If I suddenly did lose one or several to say, a coyote pack, they would most definitely be locked down and made to stay inside the barn pen, no free range until I felt the pack had moved on. That is the only logical/rational thing to do in that case, but some folks treat their birds as expendable. They seem to expect that's the way it is, they just suck up the losses and get more. I'm not sure why they are fine with that non-management style, but, well, poor birds. They do deserve better.
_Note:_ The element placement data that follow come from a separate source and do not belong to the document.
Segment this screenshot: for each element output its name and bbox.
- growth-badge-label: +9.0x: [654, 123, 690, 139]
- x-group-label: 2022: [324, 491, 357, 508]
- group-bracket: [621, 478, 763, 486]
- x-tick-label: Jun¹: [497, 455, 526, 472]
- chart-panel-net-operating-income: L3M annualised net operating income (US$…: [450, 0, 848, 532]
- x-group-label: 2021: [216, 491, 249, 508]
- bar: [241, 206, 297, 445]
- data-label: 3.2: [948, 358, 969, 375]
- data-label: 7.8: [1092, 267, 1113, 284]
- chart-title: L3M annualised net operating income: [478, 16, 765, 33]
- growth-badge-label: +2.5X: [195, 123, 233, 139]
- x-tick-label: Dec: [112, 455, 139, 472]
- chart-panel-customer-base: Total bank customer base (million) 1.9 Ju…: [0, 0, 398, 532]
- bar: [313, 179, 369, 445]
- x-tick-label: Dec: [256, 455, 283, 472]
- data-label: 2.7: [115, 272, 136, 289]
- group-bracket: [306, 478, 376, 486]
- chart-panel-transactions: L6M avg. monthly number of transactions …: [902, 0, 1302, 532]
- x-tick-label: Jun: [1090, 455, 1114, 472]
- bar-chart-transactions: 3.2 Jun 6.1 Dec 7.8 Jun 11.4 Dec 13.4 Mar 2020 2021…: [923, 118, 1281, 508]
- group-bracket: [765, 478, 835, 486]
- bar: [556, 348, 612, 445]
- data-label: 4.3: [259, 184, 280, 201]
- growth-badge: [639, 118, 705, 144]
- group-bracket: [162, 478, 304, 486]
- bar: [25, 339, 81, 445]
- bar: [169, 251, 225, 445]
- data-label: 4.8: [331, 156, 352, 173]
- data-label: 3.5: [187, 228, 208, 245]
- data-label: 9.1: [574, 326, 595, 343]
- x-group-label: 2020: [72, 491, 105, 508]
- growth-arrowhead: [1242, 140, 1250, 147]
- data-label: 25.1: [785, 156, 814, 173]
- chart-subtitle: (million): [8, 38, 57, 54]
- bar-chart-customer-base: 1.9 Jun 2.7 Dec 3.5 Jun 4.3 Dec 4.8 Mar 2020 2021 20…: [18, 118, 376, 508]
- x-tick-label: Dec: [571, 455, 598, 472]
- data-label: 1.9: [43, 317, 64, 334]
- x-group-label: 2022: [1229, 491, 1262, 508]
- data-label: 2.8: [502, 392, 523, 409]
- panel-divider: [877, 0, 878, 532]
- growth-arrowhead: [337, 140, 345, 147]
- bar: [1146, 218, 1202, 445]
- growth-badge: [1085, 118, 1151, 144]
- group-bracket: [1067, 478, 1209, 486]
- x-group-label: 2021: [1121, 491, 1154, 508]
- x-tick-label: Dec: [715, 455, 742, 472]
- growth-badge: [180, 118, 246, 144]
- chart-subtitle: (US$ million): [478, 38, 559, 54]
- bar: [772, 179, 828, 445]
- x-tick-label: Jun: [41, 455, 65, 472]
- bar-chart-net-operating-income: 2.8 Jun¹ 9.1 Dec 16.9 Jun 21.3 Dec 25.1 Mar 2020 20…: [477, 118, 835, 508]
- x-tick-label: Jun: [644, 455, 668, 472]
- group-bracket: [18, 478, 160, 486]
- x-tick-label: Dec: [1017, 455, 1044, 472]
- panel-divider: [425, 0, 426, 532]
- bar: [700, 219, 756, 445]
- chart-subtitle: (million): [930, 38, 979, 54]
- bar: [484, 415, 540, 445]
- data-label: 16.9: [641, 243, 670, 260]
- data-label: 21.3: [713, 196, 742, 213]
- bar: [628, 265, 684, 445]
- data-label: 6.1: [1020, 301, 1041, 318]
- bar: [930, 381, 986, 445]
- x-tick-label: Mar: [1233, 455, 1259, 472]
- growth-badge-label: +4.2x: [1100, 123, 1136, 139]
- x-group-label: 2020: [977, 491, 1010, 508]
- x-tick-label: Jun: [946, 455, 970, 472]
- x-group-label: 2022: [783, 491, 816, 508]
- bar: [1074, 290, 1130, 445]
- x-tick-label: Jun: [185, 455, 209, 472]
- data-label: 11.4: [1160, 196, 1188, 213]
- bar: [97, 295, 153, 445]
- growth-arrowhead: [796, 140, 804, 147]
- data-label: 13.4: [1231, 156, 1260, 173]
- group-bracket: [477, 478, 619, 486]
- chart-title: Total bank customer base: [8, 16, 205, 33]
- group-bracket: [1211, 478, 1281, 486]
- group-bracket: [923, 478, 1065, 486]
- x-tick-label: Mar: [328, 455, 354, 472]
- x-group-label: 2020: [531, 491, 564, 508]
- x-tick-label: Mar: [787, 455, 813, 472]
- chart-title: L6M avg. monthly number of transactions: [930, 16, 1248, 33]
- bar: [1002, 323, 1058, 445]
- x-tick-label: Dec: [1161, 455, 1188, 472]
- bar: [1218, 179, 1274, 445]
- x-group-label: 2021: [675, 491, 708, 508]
When I sell birds, I ask to see the coop setup or at least ask what their coop and pens are like. I am not against responsible free range, but I do want them to be as safe at night as they are used to being. I have refused to sell to someone recently off a FB yard sale site after discovering he has a breeding business for a large, aggressive dog breed (no, not pits or rotties) and has been sited for roaming and fighting dogs by the county. What that care got me was slandered all over FB, just blatant lies made up because I would not allow my young pair to go to his place and be torn apart by his dogs. Later, we discovered he's acquiring hundreds of birds and hoarding so I'm happy we found that information in time. I'm sure the next thing I'll hear is how disease is killing off all his new acquisitions.


and @Rock Home Isle , you said this:

Quote: ALL the time this happens! I get PM's to consult about sick birds or some other issue, I give sound advice and they keep asking me the same thing over and over again and ignoring what I told them. I mean, how many ways can you tell folks the same thing? I can't tell folks only what they want to hear. We have a lot of Queens (and Kings) of Denial, don't we?